Ce dimanche 25 octobre, le CHR de la Citadelle fait état de chiffres plus qu’alarmants : 153 patients sont hospitalisés pour cause de Covid-19, dont 27 en soins intensifs. Sur ces 27, 18 ont été placés sous ventilation et 2 sous Ecmo. Depuis 24 heures, on dénombre 22 entrées, contre seulement 6 sorties.

Pour accueillir tous ces patients, le CHR de la Citadelle doit donc s’adapter en permanence : « Cet après-midi, plusieurs équipes logistiques ont été rappelées en urgence car nous devons ouvrir une septième salle Covid de lits banalisés », explique Sylvianne Portugaels, directeur général de l’hôpital. « Au plus fort de la première vague, nous en avions ouvert cinq. Et ce ne sont pas les lits qui pourraient manquer, mais bien le personnel et l’encadrement. Car dehors, la vie continue, et les patients non-Covid – accidentés de la route, crises cardiaques, mais aussi des événements heureux comme des naissances – sont toujours bien pris en charge par notre institution ».

En mars, le pic avait été atteint avec 116 patients Covid hospitalisés. Aujourd’hui, on est toujours en phase exponentielle. Pour Stéphane Degesves, chef du service des urgences du CHR de la Citadelle, la crise sanitaire sera bientôt hors de contrôle : « Il ne faut pas confondre liberté individuelle et permis de tuer : les asymptomatiques pensent ne pas être dangereux, ils le sont pourtant terriblement pour les autres. Les contaminations intra-familiales explosent, et pourtant les gestes barrières ne sont pas encore respectés par tout un chacun. Ajoutez à cela des mesures politiques qui touchent difficilement leur cible, et vous obtenez un cocktail détonnant pour rendre la situation intenable et bientôt critique».
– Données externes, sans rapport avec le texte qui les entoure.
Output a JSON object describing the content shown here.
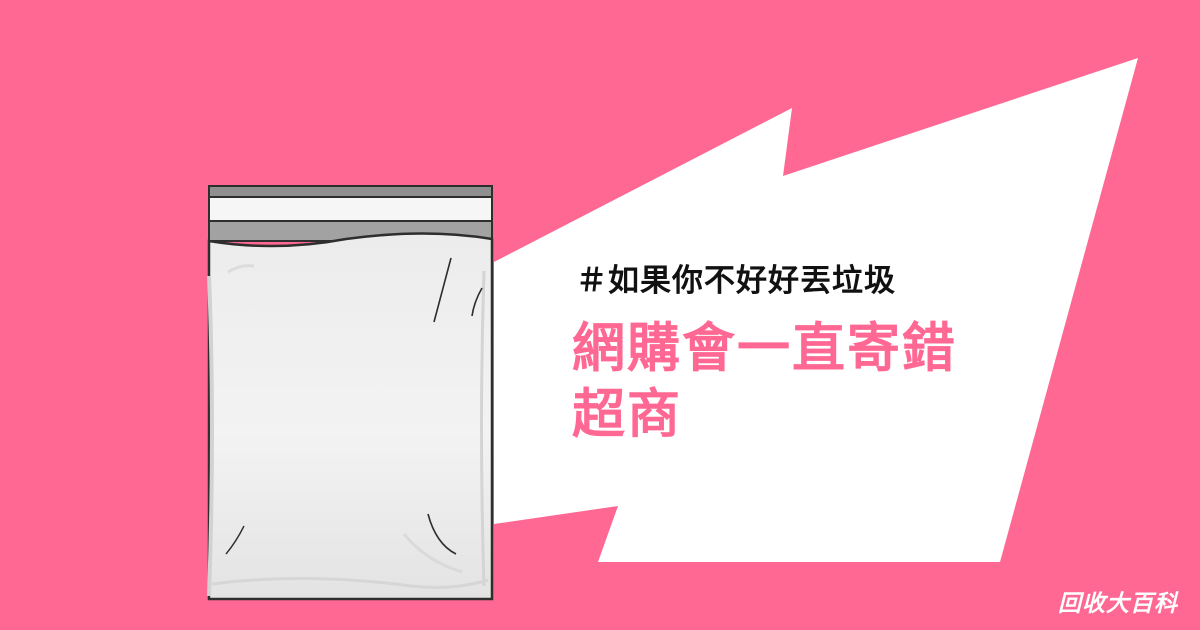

Les quinze prochains jours seront donc déterminants quant à savoir si les courbes vont s’infléchir. « Le problème est que ces deux semaines vont sembler une éternité pour les équipes médicales qui, bien qu’épuisées, font preuve d’un professionnalisme et d’un dévouement hors normes », poursuit Stéphane Degesves. « Nous n’en sommes plus à espérer une amélioration dans quinze jours, mais à chercher comment nous allons gérer l’afflux de patients ce soir, demain, les jours qui viennent ».

Le message du personnel est donc clair : il faut des mesures fortes et compréhensibles, et surtout l’adhésion de la population à l’immense effort qui est aujourd’hui demandé. Sans ces deux ingrédients, complémentaires, cette deuxième vague fera des ravages.